“One of My Nine Lives,” by Lucius, translated and with watercolor sketches by Anna Lowell Tomlinson. $12. Edition of 150 copies. Proceeds benefit the Animal Shelter of Martha’s Vineyard. Available at the Animal Shelter and Edgartown Books.
Human translation of anthropomorphic feline self-analytical autobiography occupies a proud and time-honored shelf in the annals of literature. Although the best-known works in this genre are generally intended for younger readers, “One of My Nine Lives,” based on a true story by Lucius (translated by his “mother,” Anna Lowell Tomlinson) gently lays a paw against the scratching-post of adult sensibility. Luckily, that paw is clawless.
Lucius is a six-(human)-year-old cat who begins a new life when he is adopted in 2009 by a person who later becomes his portraitist, ghostwriter, cook, chauffeur, confidant, and — as has been often remarked of cats in general — staff. Adoption whisks Lucius away from the Animal Shelter of Martha’s Vineyard in Edgartown and into a home where he must acclimate to a host of novel experiences invented by humans: tuna drinks, vacuum cleaners, grandchildren. These episodes are related with an appropriate level of self-conscious cat-neuroses, even if they betray a propensity toward self-improvement rare among felines:
“I show off my black, furry tummy to my friends. My mother wants to pet me there, but once she has given a quick, gentle rub to my tum-tum, I have to bite her. It is a very private area for me. She is understanding, but cannot help cuddling me. Maybe, someday I will change my mind.”
“One of My Nine Lives” is a study in the codependency that comes with living with a cat. Cat fanciers will chuckle at passages when they are not squirming uncomfortably in self-recognition. Even when couched in the fondest language, intimate moments between feline and Homo sapiens do not always fare well by light of day.
That said, the book does not shy away from harsh reality. Lucius has been surgically altered (“mutilated,” in his words) several ways. Yes he has been neutered, but the lasting psychological damage comes from de-clawing, a cruel procedure that surfaces time and again as the basis for insecurity-based behavior and quirks. Luckily, Lucius’ new mother is smart enough to keep him indoors and protected.

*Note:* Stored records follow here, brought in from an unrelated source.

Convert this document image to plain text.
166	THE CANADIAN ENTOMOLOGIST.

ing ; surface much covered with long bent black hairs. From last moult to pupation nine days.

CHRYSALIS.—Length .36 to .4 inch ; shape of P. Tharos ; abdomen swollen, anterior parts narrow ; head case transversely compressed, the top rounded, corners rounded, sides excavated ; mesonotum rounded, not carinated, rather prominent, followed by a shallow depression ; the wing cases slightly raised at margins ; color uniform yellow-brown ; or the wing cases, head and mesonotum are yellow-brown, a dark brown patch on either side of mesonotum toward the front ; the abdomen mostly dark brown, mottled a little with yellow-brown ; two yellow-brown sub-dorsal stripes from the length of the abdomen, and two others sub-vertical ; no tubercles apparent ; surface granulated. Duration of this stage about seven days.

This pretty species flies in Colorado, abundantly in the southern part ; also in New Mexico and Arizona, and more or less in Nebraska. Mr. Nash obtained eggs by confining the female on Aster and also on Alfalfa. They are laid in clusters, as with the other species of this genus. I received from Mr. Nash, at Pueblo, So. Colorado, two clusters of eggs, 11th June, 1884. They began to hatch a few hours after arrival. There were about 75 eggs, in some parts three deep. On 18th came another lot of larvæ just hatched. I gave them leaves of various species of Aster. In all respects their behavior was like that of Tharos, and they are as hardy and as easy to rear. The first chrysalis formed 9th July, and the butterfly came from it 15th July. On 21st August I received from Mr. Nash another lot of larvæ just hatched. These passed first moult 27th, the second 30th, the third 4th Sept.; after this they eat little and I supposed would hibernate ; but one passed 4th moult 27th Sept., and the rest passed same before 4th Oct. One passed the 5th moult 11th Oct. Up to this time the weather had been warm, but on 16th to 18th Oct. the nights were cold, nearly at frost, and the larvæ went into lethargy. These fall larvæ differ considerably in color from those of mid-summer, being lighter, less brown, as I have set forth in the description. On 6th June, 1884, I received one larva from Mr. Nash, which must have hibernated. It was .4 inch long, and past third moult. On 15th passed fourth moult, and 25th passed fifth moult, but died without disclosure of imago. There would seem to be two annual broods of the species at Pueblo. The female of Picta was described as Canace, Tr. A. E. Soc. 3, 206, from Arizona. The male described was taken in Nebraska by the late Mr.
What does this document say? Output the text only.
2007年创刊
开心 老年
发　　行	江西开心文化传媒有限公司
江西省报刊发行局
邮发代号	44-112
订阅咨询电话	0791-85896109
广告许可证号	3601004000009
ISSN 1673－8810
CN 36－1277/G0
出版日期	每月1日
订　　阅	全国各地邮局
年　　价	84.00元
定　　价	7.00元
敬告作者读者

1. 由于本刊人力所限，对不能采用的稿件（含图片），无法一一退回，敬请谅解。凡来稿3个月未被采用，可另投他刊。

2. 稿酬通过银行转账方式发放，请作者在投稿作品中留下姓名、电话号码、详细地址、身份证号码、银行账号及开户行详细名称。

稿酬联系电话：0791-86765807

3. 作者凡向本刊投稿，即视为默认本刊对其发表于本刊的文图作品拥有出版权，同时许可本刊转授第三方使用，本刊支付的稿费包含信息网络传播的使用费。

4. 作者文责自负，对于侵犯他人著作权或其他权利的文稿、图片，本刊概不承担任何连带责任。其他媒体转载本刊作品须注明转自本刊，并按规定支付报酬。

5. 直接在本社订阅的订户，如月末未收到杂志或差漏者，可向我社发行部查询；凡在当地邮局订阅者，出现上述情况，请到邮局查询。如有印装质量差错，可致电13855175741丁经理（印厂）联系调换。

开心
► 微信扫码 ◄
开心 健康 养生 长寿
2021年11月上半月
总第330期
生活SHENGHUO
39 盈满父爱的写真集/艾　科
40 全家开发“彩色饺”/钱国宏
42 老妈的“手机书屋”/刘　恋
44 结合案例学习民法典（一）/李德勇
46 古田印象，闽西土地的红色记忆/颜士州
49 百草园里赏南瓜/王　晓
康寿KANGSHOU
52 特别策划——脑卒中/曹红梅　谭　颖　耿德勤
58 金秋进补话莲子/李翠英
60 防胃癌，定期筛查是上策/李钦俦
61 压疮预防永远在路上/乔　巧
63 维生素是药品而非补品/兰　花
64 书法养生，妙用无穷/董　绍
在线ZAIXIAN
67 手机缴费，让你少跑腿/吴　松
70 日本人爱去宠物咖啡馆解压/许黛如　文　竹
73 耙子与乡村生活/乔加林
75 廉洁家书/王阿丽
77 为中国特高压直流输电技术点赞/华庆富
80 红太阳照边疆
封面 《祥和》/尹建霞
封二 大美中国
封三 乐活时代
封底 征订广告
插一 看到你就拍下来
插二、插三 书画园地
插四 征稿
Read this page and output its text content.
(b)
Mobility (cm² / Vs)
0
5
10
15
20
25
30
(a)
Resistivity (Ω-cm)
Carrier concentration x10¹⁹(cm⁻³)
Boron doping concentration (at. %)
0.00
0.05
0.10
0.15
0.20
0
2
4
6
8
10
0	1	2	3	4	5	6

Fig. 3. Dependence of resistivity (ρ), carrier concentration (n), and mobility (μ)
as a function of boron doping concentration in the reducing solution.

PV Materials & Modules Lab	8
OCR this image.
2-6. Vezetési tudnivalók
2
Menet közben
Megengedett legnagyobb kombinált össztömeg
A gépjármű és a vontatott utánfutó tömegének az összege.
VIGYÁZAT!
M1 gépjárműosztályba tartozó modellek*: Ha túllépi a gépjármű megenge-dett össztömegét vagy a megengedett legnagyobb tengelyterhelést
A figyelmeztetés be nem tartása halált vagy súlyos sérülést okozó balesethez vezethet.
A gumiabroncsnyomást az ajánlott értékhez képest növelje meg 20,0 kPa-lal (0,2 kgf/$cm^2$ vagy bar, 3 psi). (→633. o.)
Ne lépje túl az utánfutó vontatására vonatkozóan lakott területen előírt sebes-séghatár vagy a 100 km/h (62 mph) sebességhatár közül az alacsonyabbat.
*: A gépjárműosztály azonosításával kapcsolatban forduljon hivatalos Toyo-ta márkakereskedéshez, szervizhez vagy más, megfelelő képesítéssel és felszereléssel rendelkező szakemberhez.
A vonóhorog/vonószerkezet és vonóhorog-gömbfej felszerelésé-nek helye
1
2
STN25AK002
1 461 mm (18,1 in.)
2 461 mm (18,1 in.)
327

Xerographically printed in soft-cover by the Tisbury Printer, “One of My Nine Lives” is lavishly illustrated in beautiful full-page watercolors that are nicely reproduced on cream-colored paper. Painted with the kind of skill that comes from true love, the portraits of Lucius in his various environs and situations speak even more eloquently than his prose, and would make beautiful notecards or perhaps a wall calendar.